Both their wives came from prominent, wealthy families.  At the time of their courtship, Washington’s wife-to-be was said to be the richest widow in America.

Both fought in Indian wars.

Both were athletic—-excellent wrestlers and superb horsemen.

Both lacked formal schooling.  Washington received none at all; he was tutored at home.
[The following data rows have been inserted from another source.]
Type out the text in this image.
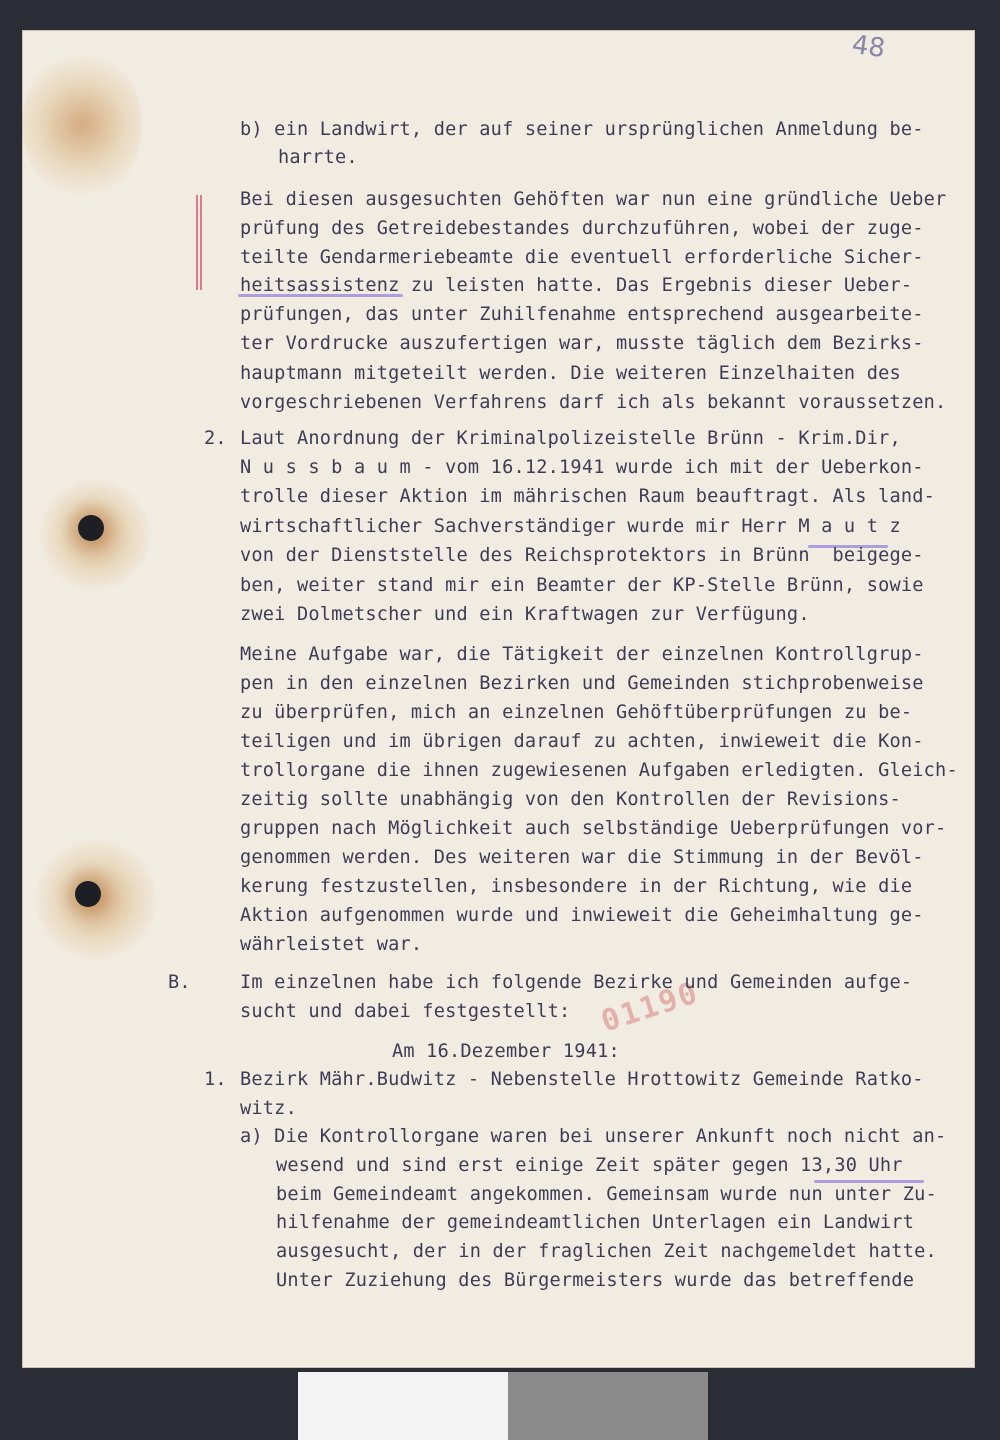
48
01190
b) ein Landwirt, der auf seiner ursprünglichen Anmeldung be-
harrte.
Bei diesen ausgesuchten Gehöften war nun eine gründliche Ueber
prüfung des Getreidebestandes durchzuführen, wobei der zuge-
teilte Gendarmeriebeamte die eventuell erforderliche Sicher-
heitsassistenz zu leisten hatte. Das Ergebnis dieser Ueber-
prüfungen, das unter Zuhilfenahme entsprechend ausgearbeite-
ter Vordrucke auszufertigen war, musste täglich dem Bezirks-
hauptmann mitgeteilt werden. Die weiteren Einzelhaiten des
vorgeschriebenen Verfahrens darf ich als bekannt voraussetzen.
2. Laut Anordnung der Kriminalpolizeistelle Brünn - Krim.Dir,
N u s s b a u m - vom 16.12.1941 wurde ich mit der Ueberkon-
trolle dieser Aktion im mährischen Raum beauftragt. Als land-
wirtschaftlicher Sachverständiger wurde mir Herr M a u t z
von der Dienststelle des Reichsprotektors in Brünn  beigege-
ben, weiter stand mir ein Beamter der KP-Stelle Brünn, sowie
zwei Dolmetscher und ein Kraftwagen zur Verfügung.
Meine Aufgabe war, die Tätigkeit der einzelnen Kontrollgrup-
pen in den einzelnen Bezirken und Gemeinden stichprobenweise
zu überprüfen, mich an einzelnen Gehöftüberprüfungen zu be-
teiligen und im übrigen darauf zu achten, inwieweit die Kon-
trollorgane die ihnen zugewiesenen Aufgaben erledigten. Gleich-
zeitig sollte unabhängig von den Kontrollen der Revisions-
gruppen nach Möglichkeit auch selbständige Ueberprüfungen vor-
genommen werden. Des weiteren war die Stimmung in der Bevöl-
kerung festzustellen, insbesondere in der Richtung, wie die
Aktion aufgenommen wurde und inwieweit die Geheimhaltung ge-
währleistet war.
B.	Im einzelnen habe ich folgende Bezirke und Gemeinden aufge-
sucht und dabei festgestellt:
Am 16.Dezember 1941:
1. Bezirk Mähr.Budwitz - Nebenstelle Hrottowitz Gemeinde Ratko-
witz.
a) Die Kontrollorgane waren bei unserer Ankunft noch nicht an-
wesend und sind erst einige Zeit später gegen 13,30 Uhr
beim Gemeindeamt angekommen. Gemeinsam wurde nun unter Zu-
hilfenahme der gemeindeamtlichen Unterlagen ein Landwirt
ausgesucht, der in der fraglichen Zeit nachgemeldet hatte.
Unter Zuziehung des Bürgermeisters wurde das betreffende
Lincoln had about one year’s schooling.

Both were skilled frontiersmen.

Both became surveyors.

Both were inventive men of a scientific temperament.  Lincoln got a patent for an invention to lift ships off shoals.  Washington was an avid reader of agricultural manuals, and conducted a controlled experiment, planting various grains at the same depth in different soils.  He also invented a plow that automatically dropped seeds in furrows.

Both men copied from books to aid their memory.
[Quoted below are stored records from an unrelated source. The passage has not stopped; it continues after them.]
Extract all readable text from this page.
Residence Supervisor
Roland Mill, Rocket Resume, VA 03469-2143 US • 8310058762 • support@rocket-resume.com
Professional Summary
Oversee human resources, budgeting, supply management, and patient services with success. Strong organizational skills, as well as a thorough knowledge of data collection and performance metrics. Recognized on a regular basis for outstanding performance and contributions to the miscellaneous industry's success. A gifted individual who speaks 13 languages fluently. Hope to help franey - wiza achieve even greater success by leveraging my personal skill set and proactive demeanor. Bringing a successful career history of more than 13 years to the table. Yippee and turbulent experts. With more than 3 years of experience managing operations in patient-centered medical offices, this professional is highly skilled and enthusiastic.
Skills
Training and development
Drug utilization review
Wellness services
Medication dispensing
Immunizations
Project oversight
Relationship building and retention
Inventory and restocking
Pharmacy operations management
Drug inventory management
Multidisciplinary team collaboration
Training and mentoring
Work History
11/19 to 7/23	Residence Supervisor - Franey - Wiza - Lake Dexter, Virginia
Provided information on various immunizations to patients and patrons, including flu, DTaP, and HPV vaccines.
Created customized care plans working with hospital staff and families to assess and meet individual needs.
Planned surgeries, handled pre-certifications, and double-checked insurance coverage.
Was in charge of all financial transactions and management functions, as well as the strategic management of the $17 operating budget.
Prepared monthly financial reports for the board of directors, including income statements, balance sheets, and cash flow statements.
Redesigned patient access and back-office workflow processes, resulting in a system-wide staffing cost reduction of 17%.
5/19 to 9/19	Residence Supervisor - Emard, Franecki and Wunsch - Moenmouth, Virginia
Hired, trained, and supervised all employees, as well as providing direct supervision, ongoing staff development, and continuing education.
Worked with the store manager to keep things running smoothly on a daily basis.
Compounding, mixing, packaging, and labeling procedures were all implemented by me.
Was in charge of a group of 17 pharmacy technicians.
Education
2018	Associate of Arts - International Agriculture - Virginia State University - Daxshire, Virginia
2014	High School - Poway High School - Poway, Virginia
Both had melancholy personalities.  Lincoln suffered from bouts of depression, experienced two nervous breakdowns, and had dark premonitions and dreams.  Washington feared an early death like his father and brother, both of whom had died young.  According to Jefferson, Washington generally was “inclined to gloomy apprehensions.”

Both maintained close friendships with wild-living men whose reputations and actions contrasted sharply with their own reputations and actions.  Washington’s friend was Gouverneur Morris and Lincoln’s was Ward Lamon.
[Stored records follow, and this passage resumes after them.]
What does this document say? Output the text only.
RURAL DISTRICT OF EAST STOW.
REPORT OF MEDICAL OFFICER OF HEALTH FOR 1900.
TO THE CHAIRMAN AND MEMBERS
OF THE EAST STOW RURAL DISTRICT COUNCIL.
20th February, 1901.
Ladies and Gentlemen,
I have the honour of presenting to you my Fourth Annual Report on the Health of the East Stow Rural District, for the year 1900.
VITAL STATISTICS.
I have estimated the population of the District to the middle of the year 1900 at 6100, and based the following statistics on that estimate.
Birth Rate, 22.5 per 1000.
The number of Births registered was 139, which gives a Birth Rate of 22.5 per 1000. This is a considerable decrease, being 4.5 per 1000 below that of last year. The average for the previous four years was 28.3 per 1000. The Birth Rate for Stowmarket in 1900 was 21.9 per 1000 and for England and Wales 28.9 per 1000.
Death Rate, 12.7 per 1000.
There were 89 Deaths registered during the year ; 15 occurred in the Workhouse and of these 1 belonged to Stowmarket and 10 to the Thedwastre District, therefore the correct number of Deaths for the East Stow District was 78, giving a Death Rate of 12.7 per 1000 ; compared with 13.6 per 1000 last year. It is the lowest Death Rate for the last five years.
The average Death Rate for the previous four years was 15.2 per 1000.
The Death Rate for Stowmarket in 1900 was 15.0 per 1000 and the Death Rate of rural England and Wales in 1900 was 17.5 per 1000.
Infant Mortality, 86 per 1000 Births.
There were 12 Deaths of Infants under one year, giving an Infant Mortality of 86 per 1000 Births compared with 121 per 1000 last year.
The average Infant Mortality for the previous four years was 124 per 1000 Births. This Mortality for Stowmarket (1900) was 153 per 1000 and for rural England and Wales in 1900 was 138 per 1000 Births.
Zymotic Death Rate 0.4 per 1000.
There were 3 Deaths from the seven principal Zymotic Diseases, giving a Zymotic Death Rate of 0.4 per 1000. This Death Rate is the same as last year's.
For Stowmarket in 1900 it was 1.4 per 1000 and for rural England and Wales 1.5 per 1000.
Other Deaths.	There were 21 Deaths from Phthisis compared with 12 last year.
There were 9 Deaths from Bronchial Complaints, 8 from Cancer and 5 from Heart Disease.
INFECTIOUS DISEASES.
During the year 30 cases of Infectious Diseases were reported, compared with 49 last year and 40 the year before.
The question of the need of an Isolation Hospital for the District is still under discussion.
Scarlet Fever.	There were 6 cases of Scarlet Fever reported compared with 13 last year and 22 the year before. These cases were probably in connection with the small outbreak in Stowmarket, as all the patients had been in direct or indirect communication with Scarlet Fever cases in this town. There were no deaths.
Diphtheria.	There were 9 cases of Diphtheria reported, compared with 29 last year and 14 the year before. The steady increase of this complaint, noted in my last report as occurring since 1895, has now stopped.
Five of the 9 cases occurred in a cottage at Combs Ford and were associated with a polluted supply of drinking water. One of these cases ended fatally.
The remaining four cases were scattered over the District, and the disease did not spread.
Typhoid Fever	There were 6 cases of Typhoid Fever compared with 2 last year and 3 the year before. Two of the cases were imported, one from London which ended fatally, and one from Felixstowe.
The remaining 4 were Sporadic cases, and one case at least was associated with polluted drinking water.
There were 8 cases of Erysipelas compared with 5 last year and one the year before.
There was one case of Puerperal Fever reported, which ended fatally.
Both were known for having volcanic tempers, and for their ability to control them.

Both were cautious with their words.  For example, Washington said virtually nothing in public during the Constitutional Convention.  Lincoln was an accomplished story-teller, but when it came to disclosing his innermost thoughts, a friend called him “the most close-mouthed man” he had ever known.”

Both considered themselves to be “harmonizers” of conflict.

Both wrote great letters.

Both possessed the ability to predict future events.  Unlike Jefferson, Washington was pessimistic about the outcome of  revolutionary forces then taking place in France. He predicted that they would lead to “a crisis of sad confusion” and “an entire change in the French system.” What actually occurred was the Reign of Terror, followed by Napoleon’s dictatorship. Washington vigorously opposed a scheme to raise an army of Americans that would liberate Louisiana from Spain and create an independent nation under the control of the French.  Washington foresaw that new nations in the West with foreign connections would break up the continent and threaten the United States.  (See James Thomas Flexner, Washington: The Indispensable Man. Boston: Back Bay/Little, Brown & Co. 1974, pp. 287, 288)  As for Lincoln, his best-known example of forward-thinking is the memorable “House Divided” speech in which he predicted that the United States would eventually cease to become half-slave/half-free and become all one or all the other.

Both loved the theater.

Both loved reading.

Both wrote poetry.

Both attended church services, read the Bible, and prayed; but neither was a communicant of any denomination.

Both were ambitious in the extreme.

Both were skillful at dealing with intrigue, and putting down plots by rivals and subordinates.  Washington had to deal with General Horatio Gates, who became known as the hero of the battle of Saratoga.  Gates bypassed his commander-in-chief and for a time communicated directly with Congress.  Washington patiently outmaneuvered him; Gates later suffered a disgraceful defeat at Camden, S.C. Lincoln had to be on the defensive constantly–with Secretary of State Seward (who wanted to act like a prime minister), with General McClellan (who was openly insubordinate) and with Secretary of the Treasury Chase (who wanted to be President).  Lincoln turned Seward into a confidant, he replaced McClellan and later defeated him for President,  and appointed Chase to the U.S. Supreme Court.

Both were the objects of vicious criticism.

Both suffered numerous defeats and setbacks.  During the Revolutionary War, Washington lost more battles than he won, but was victorious in the final one. Lincoln’s setbacks were so frequent and well-known that they have become a cherished part of American lore.